Han pasado casi cuarenta años desde mi última visita a esta villa marinera. Nada más bajar del autobús, que vacío ya de pasajeros sigue su ruta, reconozco el cocherón donde dormí siendo joven, según descendemos por la empinada calle, la parada está situada en la parte alta del pueblo y este solo tiene esa calle para salir o entrar de él, fugaces retazos de recuerdos vienen a mi mente.  En nuestro caminar vemos casas cerradas y abandonadas, bastantes locales con el cartel de se alquila. Todo tiene un aire triste y decadente, de pueblo bien venido a menos. Más tarde nos enteraremos que el pueblo pierde habitantes a razón de 100 personas al año. Según vamos llegando al final de la calle se ven más comercios abiertos, especialmente bares y tiendas de recuerdos, tras pasar el ayuntamiento y la iglesia parroquial desembocamos en la plaza principal de la villa a la que llaman el anfiteatro. Realmente si no has estado con anterioridad es un espacio impresionante, pareciese que las casas amontonadas y colgadas todas de las montañas que rodean la plaza, se fuesen a precipitar sobre uno.

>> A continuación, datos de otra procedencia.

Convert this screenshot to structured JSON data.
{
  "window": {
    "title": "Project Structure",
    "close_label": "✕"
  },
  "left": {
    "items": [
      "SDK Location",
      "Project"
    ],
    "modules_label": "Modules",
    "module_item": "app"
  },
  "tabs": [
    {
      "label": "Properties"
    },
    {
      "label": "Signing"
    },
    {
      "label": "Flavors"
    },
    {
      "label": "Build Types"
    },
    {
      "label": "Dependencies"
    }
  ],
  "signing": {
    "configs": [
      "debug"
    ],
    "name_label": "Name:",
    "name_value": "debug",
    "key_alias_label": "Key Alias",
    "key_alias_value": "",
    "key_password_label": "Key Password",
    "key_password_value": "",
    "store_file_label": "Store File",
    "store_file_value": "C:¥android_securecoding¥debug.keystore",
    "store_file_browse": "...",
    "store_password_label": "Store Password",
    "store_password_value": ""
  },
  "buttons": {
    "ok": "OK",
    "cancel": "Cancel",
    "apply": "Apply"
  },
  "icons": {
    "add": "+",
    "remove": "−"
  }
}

Las casas tienen sus fachadas pintadas de blanco y sus puerta y ventanas de vivos colores, rojo, azul, verde. La plaza es una media luna con que se abre al mar. Miro los bares que llenan la plaza y sé que, en alguno de ellos, y casi estoy seguro de cuál es, ya que es el único desde que se puede ver el mar desde las mesas es el protagonista de mi recuerdo infantil.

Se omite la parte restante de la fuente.